Google and Facebook cannot ask their users for broad, non-specific, consent requests that cover the entire breadth of their activities. Data protection regulators across the EU have made clear what they expect:
“A purpose that is vague or general, such as for instance ‘Improving users’ experience’, ‘marketing purposes’, or ‘future research’ will – without further detail – usually not meet the criteria of being ‘specific’”.
A business cannot collect more data for a purpose than it needs and then retroactively ask to use those data for additional purposes.
Google and Facebook will likely be reprocessing all it’s EU users data. It will also need to add layers of opt-in gates to comply with the new law. We also anticipate upfront transparency around how private data is used, once it is collected.
Programmatic advertising, like Google’s DSP, will be hit with massive changes as well because users will have to opt-in with multiple companies: Google + the DMP companies that collect data on users for programmatic ad targeting.

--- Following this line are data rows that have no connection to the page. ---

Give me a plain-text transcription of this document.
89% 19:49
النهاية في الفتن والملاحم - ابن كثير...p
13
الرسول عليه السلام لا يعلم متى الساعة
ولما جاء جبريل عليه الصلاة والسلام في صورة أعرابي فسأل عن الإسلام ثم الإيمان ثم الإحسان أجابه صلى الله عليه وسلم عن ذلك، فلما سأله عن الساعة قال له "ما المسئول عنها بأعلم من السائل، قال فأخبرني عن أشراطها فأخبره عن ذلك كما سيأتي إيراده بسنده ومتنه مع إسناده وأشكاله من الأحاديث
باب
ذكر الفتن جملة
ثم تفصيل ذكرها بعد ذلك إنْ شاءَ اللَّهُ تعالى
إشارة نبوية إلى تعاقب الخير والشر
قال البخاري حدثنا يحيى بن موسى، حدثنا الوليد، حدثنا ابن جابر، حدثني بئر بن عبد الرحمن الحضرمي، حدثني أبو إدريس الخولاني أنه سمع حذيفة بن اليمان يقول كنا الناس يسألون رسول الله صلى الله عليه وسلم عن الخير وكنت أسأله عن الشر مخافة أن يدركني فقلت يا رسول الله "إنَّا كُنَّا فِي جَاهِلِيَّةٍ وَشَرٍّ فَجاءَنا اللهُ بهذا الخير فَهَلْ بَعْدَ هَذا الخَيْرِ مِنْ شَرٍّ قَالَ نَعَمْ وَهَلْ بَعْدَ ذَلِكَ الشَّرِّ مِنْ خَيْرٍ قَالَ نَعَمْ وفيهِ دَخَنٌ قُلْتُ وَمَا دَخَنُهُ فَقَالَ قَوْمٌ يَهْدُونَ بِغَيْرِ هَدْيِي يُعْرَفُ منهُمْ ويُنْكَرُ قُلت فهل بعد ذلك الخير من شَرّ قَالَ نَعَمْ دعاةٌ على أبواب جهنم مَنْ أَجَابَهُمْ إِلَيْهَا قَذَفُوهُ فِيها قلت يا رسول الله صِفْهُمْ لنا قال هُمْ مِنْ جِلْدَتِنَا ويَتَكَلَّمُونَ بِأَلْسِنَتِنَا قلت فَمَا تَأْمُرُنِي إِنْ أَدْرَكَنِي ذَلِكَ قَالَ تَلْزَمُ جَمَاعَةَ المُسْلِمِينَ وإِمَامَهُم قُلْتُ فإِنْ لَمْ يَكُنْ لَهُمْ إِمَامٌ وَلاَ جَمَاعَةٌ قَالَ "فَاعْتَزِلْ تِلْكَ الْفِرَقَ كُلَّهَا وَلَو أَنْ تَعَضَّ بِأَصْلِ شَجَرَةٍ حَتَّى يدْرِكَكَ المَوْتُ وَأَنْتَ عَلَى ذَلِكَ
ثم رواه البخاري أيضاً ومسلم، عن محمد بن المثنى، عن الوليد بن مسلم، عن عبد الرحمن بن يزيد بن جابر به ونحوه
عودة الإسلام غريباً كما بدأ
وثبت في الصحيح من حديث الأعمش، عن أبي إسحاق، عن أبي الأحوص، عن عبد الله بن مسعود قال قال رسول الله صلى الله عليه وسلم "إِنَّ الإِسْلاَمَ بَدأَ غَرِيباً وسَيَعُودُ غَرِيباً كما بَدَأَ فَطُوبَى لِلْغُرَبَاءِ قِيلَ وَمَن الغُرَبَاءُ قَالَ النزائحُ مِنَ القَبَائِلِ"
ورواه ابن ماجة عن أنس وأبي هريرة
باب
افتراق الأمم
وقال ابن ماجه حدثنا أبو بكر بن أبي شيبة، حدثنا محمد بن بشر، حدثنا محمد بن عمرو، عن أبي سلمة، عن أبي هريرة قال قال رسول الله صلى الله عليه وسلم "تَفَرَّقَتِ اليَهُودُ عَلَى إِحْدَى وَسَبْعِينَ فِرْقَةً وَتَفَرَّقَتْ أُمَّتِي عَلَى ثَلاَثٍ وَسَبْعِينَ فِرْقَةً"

Read more about that here.
All personalized advertising on Google and Facebook such as Search, Youtube, Maps will require that users opt-in to tracking. This will affect certain audience targeting features of “remarketing”,” retargeting” “affinity audiences, “in-market audiences”, “similar audiences”, “lookalikes” and several more. A prospect would have had to give their consent to the advertiser for this to occur.
In addition, “programmatic” advertising based on Gmail will also be affected. Google mines the content and metadata of each email message sent and received in Gmail to target advertising. This could not have continued under the GDPR without each sender and recipient giving their consent. Clearly, few would do so, and Gmail is at four on the scale. This may be the real reason, or at least a contributing reason, why Google has recently announced that it will stop mining people’s emails for ads.
Operating these under the GDPR would require not only that a user consents to Google’s use of data for advertising targeting purposes, but to the many other companies such as DMPs (data management platforms), DSPs (demand side platforms), and so forth processing these data too.
Location targeting technologies may skip the need for an Opt-in and only have an opt-out.This is based on the assumption that advertising in map search results is accepted as a compatible purpose with the original purpose for which location data were shared by users.
Google’s AdWords product has the benefit that it can be modified to operate entirely outside the scope of the GDPR. If Google discards personalized targeting features from AdWords, then it can continue to target advertisements to people based on what they search for.